To equip you we offer a practical guide. Start by asking yourself a few simple questions: How do beings interact with the place?; What meanings do they attribute to it?; What stories do beings tell each other about the place?; Who appropriates the place and why?; How do people and other beings get involved in the future of their place, for example through public consultation evenings, by lodging objections, or by developing their own initiatives? Who would be displaced by each scenario? Who benefits and who loses?


We will not accept an excuse of having no time, because we are giving you two options. Option 1 - going native (6 months-1 year): Delve as deeply as possible into the world of people (and other beings) who have used the place in the past, present and will do so in future. If you have the time, try to describe the history of a place, talk to as many users and other stakeholders as possible, and read everything that has been written about the place: in books, local newspapers, on Facebook (yes, some generations still use it), in blogs, on the notice board of the local supermarket. Organise sessions with (future) users and other stakeholders about how they imagine the ideal future of a place.


Option 1 is a lot of work, and often you simply don't have the time. Option 2 takes less time. Accept the responsibility of possibly destroying the unseen. Still, understanding something about people's everyday lives is better than ignoring it completely.
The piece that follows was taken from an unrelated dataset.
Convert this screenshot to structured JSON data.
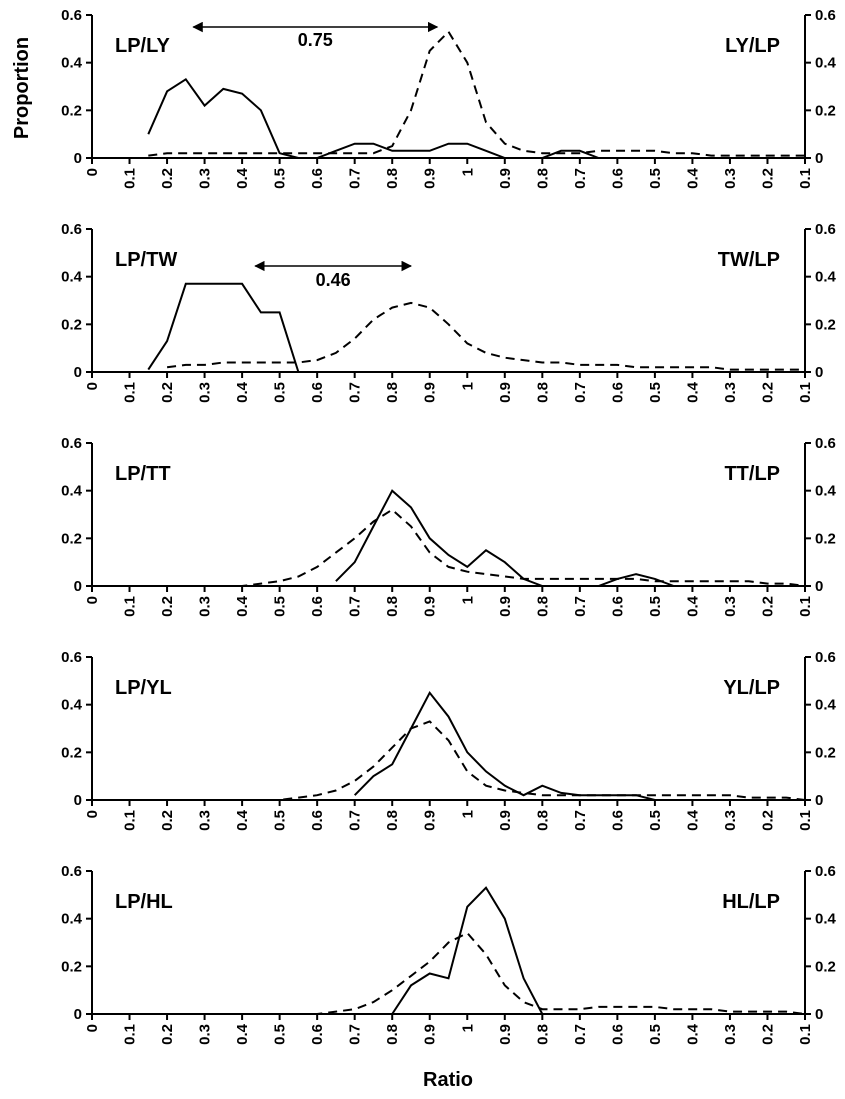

Find a few well-informed people who know the ins and outs of a place and use a good search engine to quickly get an idea of the many layers of meaning attributed to a place.


Conclusion: (refuse to) look into the void

If places and people tell you their story, can you ignore it? And what, ultimately, is your role: to reproduce the structures that made the gap in the first place, or to build something better? This is not a rhetorical question. It is two design briefs. And you are already choosing between one or another every time you (refuse to) look into the void.